Залив сиял бешеным серебром и слепил глаза. Вообще-то Антошка привез их в какое-то совершенно ни на что не похожее место: эти заросшие кустами и мхом огромные укрепления с пустыми орудийными гнездами, запутанные тропинки, изумрудная трава и серый бетон высоченных мощных укреплений – странное место «вне», как Лимба про себя называла такие ни на что обыкновенное не похожие локации. Как будто они в волшебном мире, в игре, в фильме, но точно не там же, где школа и домашний порядок. Тут можно снимать что-то красивое, мистическое. Вот и этот Западный Котлин теперь тоже в коллекцию. И на контурной карте в уме – еще один разноцветный кусочек.

И там дальше к оконечности острова – а далеко идти-то – еще что-то такое же? Необыкновенное? Ура.

– По дорожке будет быстрее, но по берегу – красивее, – сказал Антошка. – Идем?

Кран посмотрел на туфли Лимбы. Без каблуков, конечно, удобные. Не серебристые, как у Гингемы Глины. Но по песку, по камням… От мамы попадет, если исцарапаются. Ну, и жалко.

– По дорожке, – решил Кран. – По берегу в следующий раз.

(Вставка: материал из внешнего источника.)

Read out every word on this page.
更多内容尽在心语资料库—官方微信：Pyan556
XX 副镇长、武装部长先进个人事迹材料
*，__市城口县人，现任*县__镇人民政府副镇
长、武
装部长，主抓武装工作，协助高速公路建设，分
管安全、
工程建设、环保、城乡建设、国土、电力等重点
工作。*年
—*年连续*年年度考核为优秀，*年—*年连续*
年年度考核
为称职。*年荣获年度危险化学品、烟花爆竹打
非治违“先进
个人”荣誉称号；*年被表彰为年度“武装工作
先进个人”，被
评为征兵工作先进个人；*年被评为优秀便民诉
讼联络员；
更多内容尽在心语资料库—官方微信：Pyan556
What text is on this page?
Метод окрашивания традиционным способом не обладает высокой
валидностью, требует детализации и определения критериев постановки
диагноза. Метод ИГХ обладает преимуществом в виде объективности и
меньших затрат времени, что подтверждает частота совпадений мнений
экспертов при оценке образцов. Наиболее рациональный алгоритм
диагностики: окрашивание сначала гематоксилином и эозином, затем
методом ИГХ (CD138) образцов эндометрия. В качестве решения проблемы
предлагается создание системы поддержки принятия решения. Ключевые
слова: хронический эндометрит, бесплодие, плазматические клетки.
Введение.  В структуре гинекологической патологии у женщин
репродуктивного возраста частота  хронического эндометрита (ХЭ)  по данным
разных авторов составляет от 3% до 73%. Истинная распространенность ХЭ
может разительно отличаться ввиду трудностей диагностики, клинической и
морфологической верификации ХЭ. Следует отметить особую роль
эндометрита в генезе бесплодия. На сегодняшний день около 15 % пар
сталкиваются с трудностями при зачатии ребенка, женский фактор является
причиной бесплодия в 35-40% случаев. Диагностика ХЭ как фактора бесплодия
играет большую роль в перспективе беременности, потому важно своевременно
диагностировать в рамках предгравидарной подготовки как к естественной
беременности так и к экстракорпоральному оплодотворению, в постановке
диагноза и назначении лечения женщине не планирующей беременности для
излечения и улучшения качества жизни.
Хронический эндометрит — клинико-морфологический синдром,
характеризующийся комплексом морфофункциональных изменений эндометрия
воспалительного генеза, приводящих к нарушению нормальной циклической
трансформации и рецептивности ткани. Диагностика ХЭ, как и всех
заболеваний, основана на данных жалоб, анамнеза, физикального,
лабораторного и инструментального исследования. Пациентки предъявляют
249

Благородство? Забота? Вообще-то он и сам был в первосентябрьских, новых черных туфлях, не то что Антошка в бывалых кроссовках. Ну и ладно. Какая разница. Странно, что он вообще о ее туфлях подумал. Странно, что она вообще поехала сюда с мальчишками. С Антошкой – куда угодно не вопрос, он свой, а вот Кран… Зато наконец и узнаем, – усмехнулась она себе, – в школе человек такой, на воле – другой, а в этаком странном месте – вообще какой-нибудь даже не третий, а шестой-седьмой, из таких личностей, которых просто так из человека не вытащишь. А еще в каждом есть и ничем не вскрываемая куколка, вроде самой маленькой, как зернышко, последней в матрешке. Там, наверное, суть. Глупости все это. Там биология, там базовые паттерны психики, там инстинкты. Они заставляют влюбляться и/или отстаивать свое место в стае. Там правит… Ствол мозга? А, рептильный мозг. Расколешь в ком-то такую ухмыляющуюся матрешечку, а потом уж не закрыть. Нет уж. Храните сами своих матрешек в безопасности. Она же хранит. Ага. Под стражей.